Virtual Currency IRS - Here Is What You Need to Know

Virtual Currency & IRS – Here is What You Need to Know

No matter what you do to earn your living, you probably have heard about virtual currency by now. If you don’t know much about it, we have you covered. Virtual currency is getting popular with each passing day, and the recent surge in the value of crypto assets is proof of it. Virtual currency, like fiat or traditional currency, is used as a means of payment of goods and services, and like fiat currency, users also have a lot of different cryptocurrencies to choose from. The most prominent virtual currencies are Bitcoin (BTC), Ethereum (ETH), Bitcoin Cash (BCH), and Litecoin (LTC), etc. 

After acceptance of cryptocurrency regulatory authorities, the next step is to regulate it and tax it. The IRS is on the path to doing just that. The IRS has its own definition of virtual or cryptocurrency, which states virtual currency as “the digital representation of value that functions as a medium of exchange, a unit of account, and a store of value other than a representation of the United States dollar or a foreign currency.”  Virtual currency is being accepted as a mode of payment by some major online as well as brick-and-mortar retailers (Microsoft, Overstock, Home Depot, Starbucks and Twitch, etc.), and the IRS can longer leave it outside the tax net. 

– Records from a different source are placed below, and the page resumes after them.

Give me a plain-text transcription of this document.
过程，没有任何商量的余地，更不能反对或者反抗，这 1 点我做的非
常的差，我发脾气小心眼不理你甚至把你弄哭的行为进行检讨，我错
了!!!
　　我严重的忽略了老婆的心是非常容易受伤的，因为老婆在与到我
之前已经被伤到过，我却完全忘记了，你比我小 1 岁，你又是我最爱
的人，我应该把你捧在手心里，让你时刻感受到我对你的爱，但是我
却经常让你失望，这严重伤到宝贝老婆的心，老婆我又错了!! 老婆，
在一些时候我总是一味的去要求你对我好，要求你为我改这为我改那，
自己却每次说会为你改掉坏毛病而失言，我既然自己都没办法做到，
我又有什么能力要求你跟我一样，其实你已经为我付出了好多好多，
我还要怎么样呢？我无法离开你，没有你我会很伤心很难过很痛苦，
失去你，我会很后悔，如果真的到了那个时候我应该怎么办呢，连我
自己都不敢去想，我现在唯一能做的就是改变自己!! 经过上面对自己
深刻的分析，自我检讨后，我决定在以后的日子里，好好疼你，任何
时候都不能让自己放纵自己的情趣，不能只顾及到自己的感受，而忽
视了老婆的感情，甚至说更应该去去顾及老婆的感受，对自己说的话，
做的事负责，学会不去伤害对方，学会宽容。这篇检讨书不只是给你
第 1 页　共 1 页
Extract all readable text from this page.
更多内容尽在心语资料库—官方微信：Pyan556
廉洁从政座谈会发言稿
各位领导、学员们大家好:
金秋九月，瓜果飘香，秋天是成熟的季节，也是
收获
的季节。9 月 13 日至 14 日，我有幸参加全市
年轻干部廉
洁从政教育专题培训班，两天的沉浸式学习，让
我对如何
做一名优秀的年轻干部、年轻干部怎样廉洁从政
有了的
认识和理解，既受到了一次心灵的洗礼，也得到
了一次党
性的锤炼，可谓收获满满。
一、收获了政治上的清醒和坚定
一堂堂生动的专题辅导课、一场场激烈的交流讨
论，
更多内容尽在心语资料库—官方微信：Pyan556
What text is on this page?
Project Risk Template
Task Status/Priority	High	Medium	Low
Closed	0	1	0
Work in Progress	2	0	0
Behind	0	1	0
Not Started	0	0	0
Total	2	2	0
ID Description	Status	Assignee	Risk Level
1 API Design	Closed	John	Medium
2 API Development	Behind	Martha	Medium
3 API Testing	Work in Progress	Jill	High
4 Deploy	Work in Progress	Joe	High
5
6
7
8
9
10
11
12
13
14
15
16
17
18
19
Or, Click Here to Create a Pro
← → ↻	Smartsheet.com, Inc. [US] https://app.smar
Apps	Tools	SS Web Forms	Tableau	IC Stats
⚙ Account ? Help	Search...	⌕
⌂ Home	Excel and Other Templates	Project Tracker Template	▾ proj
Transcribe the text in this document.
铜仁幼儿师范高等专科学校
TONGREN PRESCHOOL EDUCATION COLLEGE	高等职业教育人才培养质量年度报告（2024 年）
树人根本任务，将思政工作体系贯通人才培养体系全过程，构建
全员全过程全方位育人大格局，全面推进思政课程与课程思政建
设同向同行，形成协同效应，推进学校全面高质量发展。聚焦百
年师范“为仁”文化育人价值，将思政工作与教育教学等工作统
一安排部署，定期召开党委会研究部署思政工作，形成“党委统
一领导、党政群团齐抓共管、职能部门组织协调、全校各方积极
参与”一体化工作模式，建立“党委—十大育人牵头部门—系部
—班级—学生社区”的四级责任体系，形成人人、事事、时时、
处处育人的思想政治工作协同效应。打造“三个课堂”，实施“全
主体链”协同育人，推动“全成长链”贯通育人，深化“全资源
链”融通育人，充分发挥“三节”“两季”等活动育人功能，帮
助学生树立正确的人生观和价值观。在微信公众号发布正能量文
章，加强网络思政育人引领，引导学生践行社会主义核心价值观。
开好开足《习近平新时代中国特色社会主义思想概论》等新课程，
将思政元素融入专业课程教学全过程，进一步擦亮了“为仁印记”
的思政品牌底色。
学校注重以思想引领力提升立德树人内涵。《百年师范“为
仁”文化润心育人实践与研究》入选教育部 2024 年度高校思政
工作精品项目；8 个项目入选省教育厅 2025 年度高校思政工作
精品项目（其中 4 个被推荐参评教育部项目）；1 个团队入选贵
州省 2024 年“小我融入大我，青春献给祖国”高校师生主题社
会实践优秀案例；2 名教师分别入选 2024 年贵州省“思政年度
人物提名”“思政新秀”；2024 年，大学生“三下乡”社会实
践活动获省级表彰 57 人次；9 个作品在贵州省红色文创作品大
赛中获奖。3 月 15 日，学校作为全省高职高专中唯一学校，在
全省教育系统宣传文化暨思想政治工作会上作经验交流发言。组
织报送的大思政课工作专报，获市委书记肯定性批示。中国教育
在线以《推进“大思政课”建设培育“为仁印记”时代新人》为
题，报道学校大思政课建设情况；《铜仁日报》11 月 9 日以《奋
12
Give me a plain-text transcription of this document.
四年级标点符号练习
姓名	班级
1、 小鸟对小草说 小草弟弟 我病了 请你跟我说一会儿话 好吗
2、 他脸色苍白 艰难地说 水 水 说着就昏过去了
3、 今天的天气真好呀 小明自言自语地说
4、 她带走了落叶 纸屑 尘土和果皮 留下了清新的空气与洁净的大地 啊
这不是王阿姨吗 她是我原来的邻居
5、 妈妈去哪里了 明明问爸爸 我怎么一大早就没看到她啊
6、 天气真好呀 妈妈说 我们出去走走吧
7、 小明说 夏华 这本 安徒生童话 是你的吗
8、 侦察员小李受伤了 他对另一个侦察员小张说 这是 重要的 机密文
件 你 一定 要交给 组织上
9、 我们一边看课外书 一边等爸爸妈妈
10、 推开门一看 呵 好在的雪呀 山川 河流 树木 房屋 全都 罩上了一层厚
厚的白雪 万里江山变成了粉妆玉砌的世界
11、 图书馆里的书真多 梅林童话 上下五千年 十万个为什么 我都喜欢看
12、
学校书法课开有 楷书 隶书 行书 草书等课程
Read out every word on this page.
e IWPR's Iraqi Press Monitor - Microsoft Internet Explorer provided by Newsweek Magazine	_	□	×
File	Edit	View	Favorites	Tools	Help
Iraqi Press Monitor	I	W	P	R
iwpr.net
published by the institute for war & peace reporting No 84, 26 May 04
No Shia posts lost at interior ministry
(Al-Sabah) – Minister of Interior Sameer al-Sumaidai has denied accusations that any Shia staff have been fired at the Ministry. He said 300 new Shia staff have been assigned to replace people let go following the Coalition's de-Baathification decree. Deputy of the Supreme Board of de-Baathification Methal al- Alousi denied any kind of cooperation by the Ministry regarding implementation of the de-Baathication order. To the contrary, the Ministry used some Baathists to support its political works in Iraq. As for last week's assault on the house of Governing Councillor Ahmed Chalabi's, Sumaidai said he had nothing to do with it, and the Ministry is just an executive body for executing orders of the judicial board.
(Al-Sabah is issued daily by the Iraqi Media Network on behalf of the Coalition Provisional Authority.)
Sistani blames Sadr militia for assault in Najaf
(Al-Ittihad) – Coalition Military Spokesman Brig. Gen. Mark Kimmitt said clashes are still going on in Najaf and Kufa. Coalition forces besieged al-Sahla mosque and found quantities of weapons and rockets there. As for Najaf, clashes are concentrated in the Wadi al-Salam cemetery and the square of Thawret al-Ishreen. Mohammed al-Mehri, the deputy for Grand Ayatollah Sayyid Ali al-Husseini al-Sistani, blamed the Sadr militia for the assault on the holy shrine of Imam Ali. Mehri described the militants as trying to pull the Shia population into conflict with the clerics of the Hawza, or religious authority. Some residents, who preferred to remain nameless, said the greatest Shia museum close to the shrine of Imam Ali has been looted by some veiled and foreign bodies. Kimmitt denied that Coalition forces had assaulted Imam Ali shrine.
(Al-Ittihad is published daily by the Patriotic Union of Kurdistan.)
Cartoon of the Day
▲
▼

As per the IRS official website, “Virtual currency transactions are taxable by law just like transactions in any other property. Taxpayers transacting in virtual currency may have to report those transactions on their tax returns.” The IRS acknowledges cryptocurrency as ‘real’ currency, but it does not have a legal tender status in any jurisdiction. However, it is also a matter of time before it happens.

Virtual Currency and IRS:

When the IRS gives virtual assets status of “medium of transaction,” it actually means that the use of these currencies to pay for goods and services or hold them as a store of value will have tax consequences and translate into tax liability. Through its IRS Notice 2014-21 and IRB 2014-16, IRS put out guidelines for individuals and businesses on how virtual currency transactions will be taxed.

In simple words, if you mine, sell or purchase Bitcoin or any other cryptocurrency in the future, you have to tell the IRS about it in your next tax returns. The importance of the IRS’s efforts to bring virtual money into the tax net can be understood by looking at the front page of individual income tax returns or commonly known as Form 1040. IRS asks a yes or no question on Form 140:

“At any time during 2020, did you receive, sell, send, exchange, or otherwise acquire any financial interest in any virtual currency?”

This is an important thing for taxpayers to understand. Taxpayers can no longer transact in crypto assets without telling the IRS about them. If they do that, it will put them under civil or criminal examination for misleading the IRS. 

In a nutshell, if you are a tax compliant individual and don’t use crypto assets for hiding your money, you don’t have to worry about anything. Just do what you used to do all your life and keep paying taxes on all your financial transactions, including those which are virtual currency. 

The IRS doesn’t want to limit the use of Virtual currency and just expects you to pay taxes for crypto assets.